My first was a summer baby, and my husband and I lovingly referred to my ankles as Flintstone-esque. It was even agonizing for me to walk along the waters edge at the beach — each small wave that lapped against my ankles made them throb.
But it doesn’t have to be summer for you to be experiencing swelling in the calves, ankles, and feet; and this condition can cause mild discomfort to flat out pain.
There are many contributing factors as to why a pregnant woman will have swelling; the biggest issue, though, is circulation. Carrying all that additional weight in the abdomen decreases the circulation to your legs. Add to that the dramatic increase of fluids in your system and you get such wonderful pregnancy issues as swelling, leg cramps, spider/varicose veins – perhaps even feeling like your legs are stuffed full like sausages.
1. Get into the water. Since circulation is the big culprit, most women find comfort in doing activities that get the fluid moving and away from the extremities. While I recommend that every woman consult her doctor/midwife before starting any new physical activities, swimming can be successful in reducing the swelling. In addition, being in the water makes pregnant women feel light and buoyant – very welcome sensations. Hydrotherapy, in general, can be effective as well as palliative. Soaking your feet in Epsom salts at the end of a long day can also be quite soothing.
2. Move around. Be sure to elevate your feet whenever possible, preferably while lying on your side. Lying on your left side is better for circulation, but that doesn’t mean you can’t lie on your right side, too (unless your doctor/midwife has told you to stay on your left). Switch from side to side or else one hip may start to ache. Also, whenever sitting for long periods of time, at your desk or on the couch, remember to do some ankle circles.
3. Watch what you eat and drink. Be mindful of what you’re putting into your body as well. Water, water, and more water. You really can’t drink too much water during pregnancy. It can help with so many issues from swelling to keeping your uterus from becoming cranky (remember, it’s a big muscle!). And don’t skimp on salt, either. Oftentimes we associate salt with swelling, but you don’t want to cut back on salt during pregnancy unless your doctor/midwife advises you to for medical reasons – otherwise salt to taste. Protein is another big nutritional component. During pregnancy be sure to consume about 70g+ each day.
4. Get a massage.
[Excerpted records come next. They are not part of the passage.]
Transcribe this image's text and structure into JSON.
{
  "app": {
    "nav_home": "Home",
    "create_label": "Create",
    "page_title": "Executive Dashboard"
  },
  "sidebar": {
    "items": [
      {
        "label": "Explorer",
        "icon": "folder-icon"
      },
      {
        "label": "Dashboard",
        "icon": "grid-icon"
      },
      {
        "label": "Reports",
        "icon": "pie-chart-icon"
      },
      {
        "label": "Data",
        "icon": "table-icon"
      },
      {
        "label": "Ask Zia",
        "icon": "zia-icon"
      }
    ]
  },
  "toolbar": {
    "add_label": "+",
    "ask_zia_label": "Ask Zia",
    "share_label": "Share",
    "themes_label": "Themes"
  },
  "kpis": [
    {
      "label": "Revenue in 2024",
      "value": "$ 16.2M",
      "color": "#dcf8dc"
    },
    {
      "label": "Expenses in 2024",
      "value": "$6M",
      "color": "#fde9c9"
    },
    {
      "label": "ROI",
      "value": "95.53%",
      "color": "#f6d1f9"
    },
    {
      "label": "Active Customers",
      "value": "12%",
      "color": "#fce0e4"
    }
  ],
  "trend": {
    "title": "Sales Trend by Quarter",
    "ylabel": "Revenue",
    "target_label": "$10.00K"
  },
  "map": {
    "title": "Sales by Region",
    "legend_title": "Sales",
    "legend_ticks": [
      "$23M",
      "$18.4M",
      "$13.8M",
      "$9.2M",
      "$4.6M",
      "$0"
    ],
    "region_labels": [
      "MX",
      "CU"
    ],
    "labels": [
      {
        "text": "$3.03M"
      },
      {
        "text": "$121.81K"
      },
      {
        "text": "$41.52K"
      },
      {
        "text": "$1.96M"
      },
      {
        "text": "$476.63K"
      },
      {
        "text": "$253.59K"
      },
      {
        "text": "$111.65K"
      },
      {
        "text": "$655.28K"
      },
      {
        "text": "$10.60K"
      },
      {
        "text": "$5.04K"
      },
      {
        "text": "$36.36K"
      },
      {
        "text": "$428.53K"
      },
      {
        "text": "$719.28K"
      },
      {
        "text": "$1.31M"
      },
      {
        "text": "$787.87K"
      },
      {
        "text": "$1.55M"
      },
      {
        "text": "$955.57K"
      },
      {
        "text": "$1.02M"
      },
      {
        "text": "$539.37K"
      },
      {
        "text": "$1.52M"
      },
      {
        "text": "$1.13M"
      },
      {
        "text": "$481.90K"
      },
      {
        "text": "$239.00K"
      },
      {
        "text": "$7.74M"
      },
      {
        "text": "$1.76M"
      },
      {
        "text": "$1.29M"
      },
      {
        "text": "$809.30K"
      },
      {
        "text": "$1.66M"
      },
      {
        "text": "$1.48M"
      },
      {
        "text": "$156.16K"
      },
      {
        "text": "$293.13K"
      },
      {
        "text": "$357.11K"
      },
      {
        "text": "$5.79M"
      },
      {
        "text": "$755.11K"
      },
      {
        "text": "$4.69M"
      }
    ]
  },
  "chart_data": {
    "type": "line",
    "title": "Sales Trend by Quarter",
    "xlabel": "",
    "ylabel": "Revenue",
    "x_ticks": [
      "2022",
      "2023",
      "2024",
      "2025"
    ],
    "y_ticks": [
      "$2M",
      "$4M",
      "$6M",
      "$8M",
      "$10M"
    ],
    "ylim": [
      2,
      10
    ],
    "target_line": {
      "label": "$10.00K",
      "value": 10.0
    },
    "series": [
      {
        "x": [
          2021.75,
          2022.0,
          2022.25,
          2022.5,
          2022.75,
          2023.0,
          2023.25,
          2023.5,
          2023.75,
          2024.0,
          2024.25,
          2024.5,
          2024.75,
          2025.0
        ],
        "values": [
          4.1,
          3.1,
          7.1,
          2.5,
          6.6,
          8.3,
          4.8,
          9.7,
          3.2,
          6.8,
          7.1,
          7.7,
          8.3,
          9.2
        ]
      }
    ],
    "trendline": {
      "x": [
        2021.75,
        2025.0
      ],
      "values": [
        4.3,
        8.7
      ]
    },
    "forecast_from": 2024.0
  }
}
Of all the things you can do to help reduce the swelling, perhaps the most pleasurable is massage. Massage increases circulation, reduces swelling, and can help lower the incidence of calf cramps.
It tends to be more enjoyable to have someone else give you massage, and I recommend you have that someone do a little calf massage every evening before going to bed. Have them use a thick hand cream and basically work the big muscles in the back of the calf as if kneading dough – alternating hands, using pressure with the fingertips and thumbs as well as sides of the hands. End by cupping the calf in both hands down at the ankle and pushing up towards the knee, moving all of that fluid away from the foot. Of course, a few minutes spent on the foot would be wonderful, too! (If you have spider or varicose veins, consult with your doctor/midwife before having any leg massage.)
In general, regular massage treatments throughout pregnancy are recommended. Massage can help with the side effects of slowed circulation as well as counter low back discomfort and be emotionally soothing. Consider scheduling massage at the same frequency with which you would see your doctor/midwife — once a month at first and then increasing as pregnancy progresses.